Introduction ICOMOS Norway

Introduction ICOMOS Norge 23.03.2006 by Roberta Luciani Havran

World War One (WW1) should be the war that ended all wars, Second World War definitely should be. And luckily, most Europeans have been fortunate enough to live in peace for more than sixty years. But both these wars, as well as the cold war to follow, have left lots of physical remains across the continent — traces to which many of us feel a bit ambivalent. We were brought up with the obligation to remember, but at the same time we ask ourselves if these remains are able to teach us anything substantial.
The Norwegian author Erland Kiøsterud asks himself what really takes place in us when confronted with the remains of the world war .His answer is quite simple: «Inherited compassion and, if we have the ability to feel empathy, shock. Do we get to know anything new about ourselves? No. »
However, another Norwegian author,  Lasse Midttun, writes in his book on WW1: «Soon, everyone alive will be equal also in this respect.  No one alive have been present. But someone, at least, have been to the site. Something that has not «taken place» might not ever have happened. The author truly uses his journey to the memorial grounds of WW1 as starting point for his story. Being there is actually the catalyst of the narrative. If they had passed away as well as the survivors eventually do, the book might never have been written. And the book, definitely, tells us something about ourselves.
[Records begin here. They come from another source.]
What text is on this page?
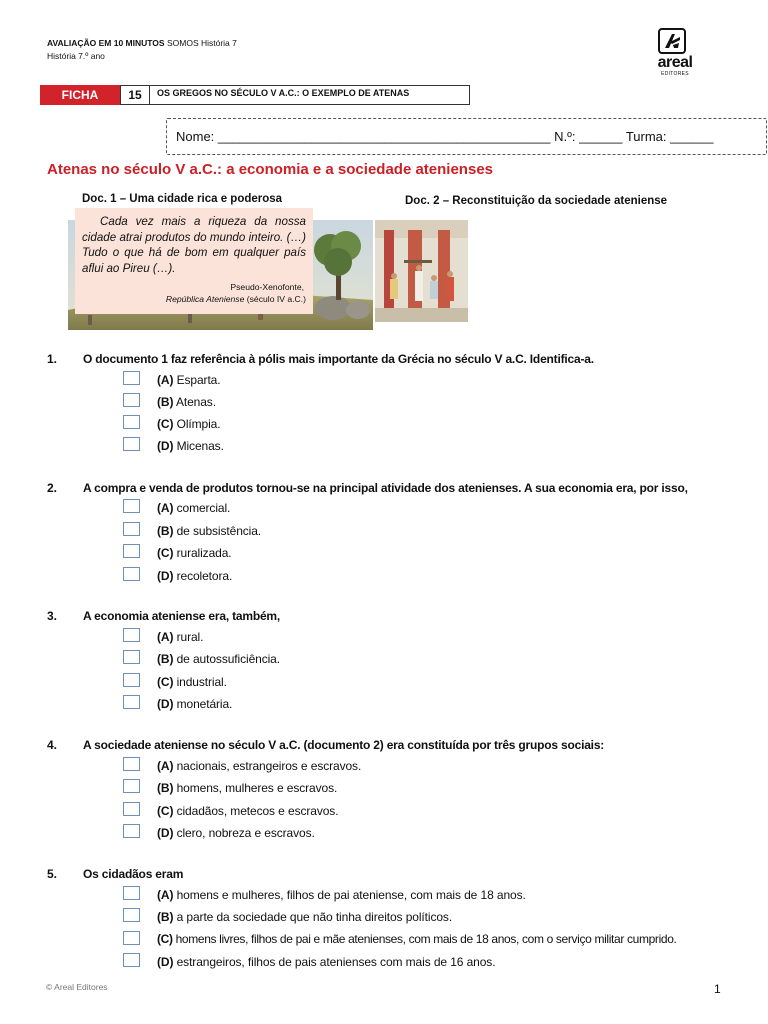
AVALIAÇÃO EM 10 MINUTOS SOMOS História 7
História 7.º ano	areal
EDITORES
FICHA	15	OS GREGOS NO SÉCULO V A.C.: O EXEMPLO DE ATENAS
Nome: ______________________________________________ N.º: ______ Turma: ______
Atenas no século V a.C.: a economia e a sociedade atenienses
Doc. 1 – Uma cidade rica e poderosa	Doc. 2 – Reconstituição da sociedade ateniense
Cada vez mais a riqueza da nossa cidade atrai produtos do mundo inteiro. (…) Tudo o que há de bom em qualquer país aflui ao Pireu (…).
Pseudo-Xenofonte,
República Ateniense (século IV a.C.)
1. O documento 1 faz referência à pólis mais importante da Grécia no século V a.C. Identifica-a.
(A) Esparta.
(B) Atenas.
(C) Olímpia.
(D) Micenas.
2. A compra e venda de produtos tornou-se na principal atividade dos atenienses. A sua economia era, por isso,
(A) comercial.
(B) de subsistência.
(C) ruralizada.
(D) recoletora.
3. A economia ateniense era, também,
(A) rural.
(B) de autossuficiência.
(C) industrial.
(D) monetária.
4. A sociedade ateniense no século V a.C. (documento 2) era constituída por três grupos sociais:
(A) nacionais, estrangeiros e escravos.
(B) homens, mulheres e escravos.
(C) cidadãos, metecos e escravos.
(D) clero, nobreza e escravos.
5. Os cidadãos eram
(A) homens e mulheres, filhos de pai ateniense, com mais de 18 anos.
(B) a parte da sociedade que não tinha direitos políticos.
(C) homens livres, filhos de pai e mãe atenienses, com mais de 18 anos, com o serviço militar cumprido.
(D) estrangeiros, filhos de pais atenienses com mais de 16 anos.
© Areal Editores	1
Fortifications used in battle, where people have lost their lives, easily turn into memorials. To many they are unimpeachable, like cemeteries. We do not have a lot of such places in Norway from the 20.century: The separation from Sweden turned out peacefully, Norway was not involved in WW1, and the battles on Norwegian soil during WW2 took place on few grounds with relatively minor losses.
The more fortifications have been built for battles that luckily never occurred. Are they worthy of preservation? If so, on what grounds? As technical manifestations? As aesthetics? As monuments over the will to defend? As memorials of the cold war as epoch?
Every trace of human actions are cultural heritage, according to the definition in the Norwegian law. But a piece of cultural heritage is valuable — and consequently worthy of preservation — only if it is recognized as valuable. The value is not inherent in the object; it is attributed to the object by the will of an evaluating subject.
This attribution is a demanding task: We claim that the object — in competition with lots of other objects — is worthy of long-term, basically eternal priorities of society. That should make the choice difficult, and in Norway the evaluation process has consumed great efforts.
Today we are gathered to view pieces that have been chosen, others that were not. If the election will be defended or ridiculed by posterity, only the living will know.